Dramaqueen ist der, glaub ich auch. :) Und dass er leicht schräg gestimmt ist, ist mir natürlich nicht aufgefallen. Macht auch nix.
Der spielt sehr gut. Will nicht sagen, das er die Gitarren absichtlich verstimmt, aber ich geh davon aus, dass es genauso klingt, wie ers haben will.
Er macht auch nicht ständig solche Soli, nur wenns muss. Ich kenn nur noch ein Lied (auch so ein trauriges), wo die Gitarre so klagt. (Achwas, heult und schreit.) Da überläufts mich auch jedes Mal. ("Crimescene" heißt das.)
Wobei ich dieses Lied, "If Love whispers your Name", gar nicht als so traurig empfinde. Das kann natürlich daran liegen, dass der Schnusel es mir auf den ersten Sampler gepackt hat, den er mir geschenkt hat.
Weißt schon, Verliebten-Mixtapes. Note

Was du zum Malen aus der Medienpädagogik schreibst, bestärkt mich in dem Vorhaben mit dem Mix zum Kartenlegen.
Medienpädogik ... so tolle Sachen machen die? Warum hab ich nichts Ordentliches gelernt?

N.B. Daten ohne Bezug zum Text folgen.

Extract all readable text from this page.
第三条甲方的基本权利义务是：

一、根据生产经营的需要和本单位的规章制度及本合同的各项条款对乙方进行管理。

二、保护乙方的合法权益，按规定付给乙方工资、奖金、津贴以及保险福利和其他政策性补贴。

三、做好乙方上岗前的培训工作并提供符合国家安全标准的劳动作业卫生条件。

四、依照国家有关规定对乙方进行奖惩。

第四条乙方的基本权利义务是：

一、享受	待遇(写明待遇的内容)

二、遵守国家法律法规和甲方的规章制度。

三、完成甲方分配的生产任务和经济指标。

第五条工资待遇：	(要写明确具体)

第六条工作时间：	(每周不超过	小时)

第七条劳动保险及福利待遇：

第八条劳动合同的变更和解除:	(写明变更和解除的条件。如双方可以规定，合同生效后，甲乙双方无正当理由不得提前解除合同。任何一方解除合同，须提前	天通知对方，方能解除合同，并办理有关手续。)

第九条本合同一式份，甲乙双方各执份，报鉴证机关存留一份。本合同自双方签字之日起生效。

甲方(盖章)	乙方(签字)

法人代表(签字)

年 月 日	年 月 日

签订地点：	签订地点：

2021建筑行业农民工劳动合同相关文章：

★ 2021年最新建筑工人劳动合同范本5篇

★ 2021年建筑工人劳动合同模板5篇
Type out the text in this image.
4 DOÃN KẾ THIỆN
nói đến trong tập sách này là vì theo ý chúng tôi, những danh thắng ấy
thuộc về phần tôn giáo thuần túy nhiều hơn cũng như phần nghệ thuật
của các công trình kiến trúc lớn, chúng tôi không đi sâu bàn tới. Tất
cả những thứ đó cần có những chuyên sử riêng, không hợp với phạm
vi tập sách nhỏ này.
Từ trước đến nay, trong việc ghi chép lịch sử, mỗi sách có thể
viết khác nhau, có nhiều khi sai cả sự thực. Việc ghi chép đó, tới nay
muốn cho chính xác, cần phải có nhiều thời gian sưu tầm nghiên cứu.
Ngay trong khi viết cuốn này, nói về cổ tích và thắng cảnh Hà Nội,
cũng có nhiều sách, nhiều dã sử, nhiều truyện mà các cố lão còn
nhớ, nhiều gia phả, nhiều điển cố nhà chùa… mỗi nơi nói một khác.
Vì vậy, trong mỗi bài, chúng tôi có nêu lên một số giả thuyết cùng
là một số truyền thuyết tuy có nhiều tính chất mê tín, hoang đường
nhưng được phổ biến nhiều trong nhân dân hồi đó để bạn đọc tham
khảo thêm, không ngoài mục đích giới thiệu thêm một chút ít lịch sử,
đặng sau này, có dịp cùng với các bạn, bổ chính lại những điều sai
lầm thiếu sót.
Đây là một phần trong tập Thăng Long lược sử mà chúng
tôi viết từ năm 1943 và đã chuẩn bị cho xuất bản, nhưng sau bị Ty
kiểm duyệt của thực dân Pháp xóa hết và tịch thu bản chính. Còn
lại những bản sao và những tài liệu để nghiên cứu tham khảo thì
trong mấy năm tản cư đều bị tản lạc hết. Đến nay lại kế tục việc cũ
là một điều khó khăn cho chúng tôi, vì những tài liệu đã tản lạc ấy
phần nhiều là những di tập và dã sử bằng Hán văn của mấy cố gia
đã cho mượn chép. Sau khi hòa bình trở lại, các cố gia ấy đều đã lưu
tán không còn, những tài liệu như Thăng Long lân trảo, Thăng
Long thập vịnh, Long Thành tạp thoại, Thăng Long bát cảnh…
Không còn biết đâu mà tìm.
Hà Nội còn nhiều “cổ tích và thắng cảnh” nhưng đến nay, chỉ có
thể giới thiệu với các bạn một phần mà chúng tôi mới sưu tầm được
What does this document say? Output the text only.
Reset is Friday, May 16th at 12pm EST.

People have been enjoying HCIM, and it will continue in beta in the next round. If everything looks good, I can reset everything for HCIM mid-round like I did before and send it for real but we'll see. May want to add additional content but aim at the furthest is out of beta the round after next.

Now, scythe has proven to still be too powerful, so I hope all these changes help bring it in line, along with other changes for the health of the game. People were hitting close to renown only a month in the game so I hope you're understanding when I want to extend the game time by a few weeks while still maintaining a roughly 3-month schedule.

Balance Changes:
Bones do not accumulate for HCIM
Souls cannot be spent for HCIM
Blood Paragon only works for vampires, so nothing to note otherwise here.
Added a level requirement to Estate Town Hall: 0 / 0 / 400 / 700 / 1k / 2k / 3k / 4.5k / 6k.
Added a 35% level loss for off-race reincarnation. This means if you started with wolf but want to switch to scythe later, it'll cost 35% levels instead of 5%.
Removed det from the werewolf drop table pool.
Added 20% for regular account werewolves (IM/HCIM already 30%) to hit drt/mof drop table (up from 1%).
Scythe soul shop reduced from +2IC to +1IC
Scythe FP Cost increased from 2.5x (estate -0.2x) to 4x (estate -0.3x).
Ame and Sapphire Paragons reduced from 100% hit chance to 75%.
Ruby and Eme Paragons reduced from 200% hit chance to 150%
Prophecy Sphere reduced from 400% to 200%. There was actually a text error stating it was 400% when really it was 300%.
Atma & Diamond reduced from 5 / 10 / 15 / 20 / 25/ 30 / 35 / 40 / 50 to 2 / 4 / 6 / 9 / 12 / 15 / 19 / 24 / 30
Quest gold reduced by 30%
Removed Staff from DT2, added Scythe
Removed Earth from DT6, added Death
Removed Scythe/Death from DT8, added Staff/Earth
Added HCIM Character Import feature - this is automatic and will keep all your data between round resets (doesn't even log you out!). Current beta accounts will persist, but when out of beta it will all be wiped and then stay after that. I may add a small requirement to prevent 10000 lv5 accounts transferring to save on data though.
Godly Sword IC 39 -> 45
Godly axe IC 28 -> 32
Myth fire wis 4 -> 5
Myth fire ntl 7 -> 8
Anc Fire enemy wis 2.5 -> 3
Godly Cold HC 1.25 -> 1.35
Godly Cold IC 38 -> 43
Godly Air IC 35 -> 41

Ich hör mir grad diese junge wildgemischte Bänd an, die sehen nett aus. :) Ist halt nicht so ganz meine Art von Musik. Der Schnusel hört auch so Sachen. Ich höre, dass es gut ist, aber es bewegt mich nicht.

Wobei ich paar Sachen nachgehen werde, die du oben erwähnt hast. Die Netrebko habe ich noch nie bewusst gehört. Und dieser Hozier sieht auch interessant aus.
Sobald ich nicht mehr fulltime mit Fahrrad und Kamera beschäftigt bin. :)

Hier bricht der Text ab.